Ripe bananas are mashed into the batter and fresh slices are sandwiched between layers of creamy icing, making every bite a perfect balance of fluffy cake and decadent creaminess. Whether you’re a banana enthusiast or just looking for a delicious twist on a classic dessert, this cake is sure to impress with its deep banana flavour and elegant presentation.

Ingredients:

CAKE:

  • 1½ cups (3 sticks) unsalted butter, plus extra for pans, room temperature
  • 3¾ cups all-purpose flour
  • 1½ teaspoons baking powder
  • 1¼ teaspoons kosher salt
  • 2¼ cups granulated sugar
  • 6 large eggs
  • 3 cups roughly mashed very ripe bananas (about 6 large)
  • ¾ cup sour cream

FROSTING:

  • 1 cup (2 sticks) unsalted butter, room temperature
  • 4 cups icing sugar
  • ½ cup heavy cream (such as Shamrock Farms® Heavy Whipping Cream)
  • 1 teaspoon vanilla extract
  • ½ teaspoon kosher salt
  • 2 ripe but not mushy bananas, cut crosswise into ⅛-inch slices

Method:

Preheat the oven to 175°C (350°F). Butter two cake tins and line with baking paper.

Whisk together the flour, baking powder and salt in a bowl.

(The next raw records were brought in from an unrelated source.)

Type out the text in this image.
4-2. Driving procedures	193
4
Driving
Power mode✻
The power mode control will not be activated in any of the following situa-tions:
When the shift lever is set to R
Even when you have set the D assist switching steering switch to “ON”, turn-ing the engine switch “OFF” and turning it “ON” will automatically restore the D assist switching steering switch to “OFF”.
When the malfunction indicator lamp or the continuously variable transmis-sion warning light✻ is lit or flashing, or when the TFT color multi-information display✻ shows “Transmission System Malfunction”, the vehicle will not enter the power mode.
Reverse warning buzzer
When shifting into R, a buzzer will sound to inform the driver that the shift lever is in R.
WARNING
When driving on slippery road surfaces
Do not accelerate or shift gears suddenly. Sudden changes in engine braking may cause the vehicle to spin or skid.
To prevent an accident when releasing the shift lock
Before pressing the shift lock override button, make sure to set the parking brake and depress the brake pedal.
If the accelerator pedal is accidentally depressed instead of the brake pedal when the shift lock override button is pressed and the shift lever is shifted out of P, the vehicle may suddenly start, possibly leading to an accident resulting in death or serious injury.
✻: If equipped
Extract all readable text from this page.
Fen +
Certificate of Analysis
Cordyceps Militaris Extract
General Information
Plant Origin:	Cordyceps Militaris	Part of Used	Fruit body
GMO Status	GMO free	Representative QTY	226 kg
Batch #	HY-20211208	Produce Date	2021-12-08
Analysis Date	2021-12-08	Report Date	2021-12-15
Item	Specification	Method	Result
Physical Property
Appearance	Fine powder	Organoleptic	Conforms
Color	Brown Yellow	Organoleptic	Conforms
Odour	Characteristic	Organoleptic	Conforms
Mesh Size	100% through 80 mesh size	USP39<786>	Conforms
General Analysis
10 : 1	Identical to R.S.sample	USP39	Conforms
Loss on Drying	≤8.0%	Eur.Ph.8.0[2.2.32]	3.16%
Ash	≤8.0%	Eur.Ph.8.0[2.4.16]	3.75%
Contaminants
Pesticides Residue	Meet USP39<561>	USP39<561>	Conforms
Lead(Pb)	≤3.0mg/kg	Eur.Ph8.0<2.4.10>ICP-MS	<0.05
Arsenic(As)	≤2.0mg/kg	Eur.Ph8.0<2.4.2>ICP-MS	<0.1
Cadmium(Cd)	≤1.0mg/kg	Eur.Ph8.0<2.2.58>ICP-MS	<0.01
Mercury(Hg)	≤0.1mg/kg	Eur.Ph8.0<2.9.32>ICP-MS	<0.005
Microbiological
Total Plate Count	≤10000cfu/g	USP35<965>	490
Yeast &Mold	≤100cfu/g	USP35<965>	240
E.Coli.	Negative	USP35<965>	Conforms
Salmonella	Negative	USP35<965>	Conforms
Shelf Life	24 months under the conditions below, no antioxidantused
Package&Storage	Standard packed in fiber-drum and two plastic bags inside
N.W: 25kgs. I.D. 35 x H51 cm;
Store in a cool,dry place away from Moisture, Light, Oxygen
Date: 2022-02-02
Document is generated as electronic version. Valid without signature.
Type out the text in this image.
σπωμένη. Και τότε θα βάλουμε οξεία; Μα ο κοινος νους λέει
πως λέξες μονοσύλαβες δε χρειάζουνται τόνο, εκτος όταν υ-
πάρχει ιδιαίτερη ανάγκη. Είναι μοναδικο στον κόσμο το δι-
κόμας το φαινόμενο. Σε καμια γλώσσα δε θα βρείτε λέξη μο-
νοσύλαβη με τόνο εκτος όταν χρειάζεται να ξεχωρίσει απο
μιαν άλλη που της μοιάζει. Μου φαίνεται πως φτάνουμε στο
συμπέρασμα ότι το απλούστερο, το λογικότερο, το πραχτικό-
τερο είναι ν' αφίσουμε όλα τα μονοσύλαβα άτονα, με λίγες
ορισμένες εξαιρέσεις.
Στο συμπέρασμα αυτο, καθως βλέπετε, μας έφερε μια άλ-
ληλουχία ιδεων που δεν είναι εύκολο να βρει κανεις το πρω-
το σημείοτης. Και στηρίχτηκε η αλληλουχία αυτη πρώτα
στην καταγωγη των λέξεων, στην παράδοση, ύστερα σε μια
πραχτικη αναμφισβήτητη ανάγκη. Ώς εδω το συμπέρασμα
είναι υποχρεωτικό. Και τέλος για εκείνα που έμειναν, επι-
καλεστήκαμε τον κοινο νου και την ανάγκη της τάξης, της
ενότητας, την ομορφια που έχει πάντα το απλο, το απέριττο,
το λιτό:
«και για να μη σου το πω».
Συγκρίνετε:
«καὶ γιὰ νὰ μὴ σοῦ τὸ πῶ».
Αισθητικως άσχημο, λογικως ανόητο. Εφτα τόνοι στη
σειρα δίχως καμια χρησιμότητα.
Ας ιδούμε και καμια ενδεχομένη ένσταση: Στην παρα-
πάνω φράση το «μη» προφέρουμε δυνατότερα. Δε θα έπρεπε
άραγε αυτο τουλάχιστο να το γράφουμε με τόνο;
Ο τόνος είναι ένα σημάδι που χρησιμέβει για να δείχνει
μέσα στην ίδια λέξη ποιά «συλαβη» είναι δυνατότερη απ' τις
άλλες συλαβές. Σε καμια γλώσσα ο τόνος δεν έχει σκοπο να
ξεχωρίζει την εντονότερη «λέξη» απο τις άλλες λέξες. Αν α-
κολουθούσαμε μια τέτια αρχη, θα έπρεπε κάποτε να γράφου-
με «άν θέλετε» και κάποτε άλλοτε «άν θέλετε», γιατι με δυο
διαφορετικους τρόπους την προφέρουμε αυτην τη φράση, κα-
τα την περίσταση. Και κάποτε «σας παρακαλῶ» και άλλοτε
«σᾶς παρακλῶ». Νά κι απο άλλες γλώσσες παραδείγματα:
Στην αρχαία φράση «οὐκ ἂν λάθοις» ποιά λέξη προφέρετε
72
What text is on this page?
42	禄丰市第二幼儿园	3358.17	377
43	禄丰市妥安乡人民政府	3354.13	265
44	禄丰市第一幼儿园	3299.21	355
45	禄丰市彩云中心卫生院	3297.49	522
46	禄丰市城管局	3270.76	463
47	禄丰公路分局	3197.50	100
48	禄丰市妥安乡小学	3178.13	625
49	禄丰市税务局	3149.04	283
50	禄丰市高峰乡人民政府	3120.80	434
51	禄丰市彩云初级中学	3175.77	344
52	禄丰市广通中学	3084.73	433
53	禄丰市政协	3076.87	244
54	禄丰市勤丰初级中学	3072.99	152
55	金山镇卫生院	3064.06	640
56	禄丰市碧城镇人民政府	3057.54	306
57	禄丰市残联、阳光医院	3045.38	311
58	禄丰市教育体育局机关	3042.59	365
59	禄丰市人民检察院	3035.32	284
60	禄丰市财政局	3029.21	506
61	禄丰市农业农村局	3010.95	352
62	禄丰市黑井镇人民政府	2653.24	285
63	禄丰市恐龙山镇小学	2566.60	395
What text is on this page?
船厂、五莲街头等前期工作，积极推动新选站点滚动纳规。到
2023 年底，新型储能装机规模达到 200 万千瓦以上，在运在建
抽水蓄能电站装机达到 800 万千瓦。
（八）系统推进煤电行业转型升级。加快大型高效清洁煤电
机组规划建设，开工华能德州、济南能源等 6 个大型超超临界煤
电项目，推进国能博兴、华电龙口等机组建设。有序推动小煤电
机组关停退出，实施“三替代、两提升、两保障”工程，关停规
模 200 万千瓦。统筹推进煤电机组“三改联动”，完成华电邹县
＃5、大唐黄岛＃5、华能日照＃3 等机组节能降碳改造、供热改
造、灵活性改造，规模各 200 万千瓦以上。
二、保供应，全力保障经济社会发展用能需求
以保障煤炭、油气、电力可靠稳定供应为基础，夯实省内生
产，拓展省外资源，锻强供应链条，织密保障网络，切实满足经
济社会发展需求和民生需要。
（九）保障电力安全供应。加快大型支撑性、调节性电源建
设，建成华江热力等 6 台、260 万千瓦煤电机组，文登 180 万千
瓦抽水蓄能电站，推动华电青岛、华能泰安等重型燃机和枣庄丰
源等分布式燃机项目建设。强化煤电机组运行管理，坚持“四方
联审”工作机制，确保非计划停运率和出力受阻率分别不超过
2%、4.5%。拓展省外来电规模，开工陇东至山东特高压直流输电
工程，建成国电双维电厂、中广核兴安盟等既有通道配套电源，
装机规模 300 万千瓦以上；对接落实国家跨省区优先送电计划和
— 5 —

In a separate bowl, cream together 1½ cups butter and sugar until light and fluffy.

Add the eggs one at a time, beating well after each addition.

Stir in the mashed bananas and sour cream.

Gradually add flour mixture, beating on low speed until just combined.

Pour the mixture evenly into the prepared trays, smoothing down the tops.

Bake for 45-50 minutes or until a skewer inserted in the centre comes out clean.

Cool cakes in pans on wire racks for 15 minutes, then invert onto racks to cool completely.

To make the icing:

Cream 1 cup butter until smooth.

Gradually add icing sugar, then cream, vanilla and salt, beating until fluffy.

When cooled, spread one cake layer with the frosting, top with the banana slices and cover with the second cake layer.

Frost the top and sides of the cake and decorate with more banana slices if desired.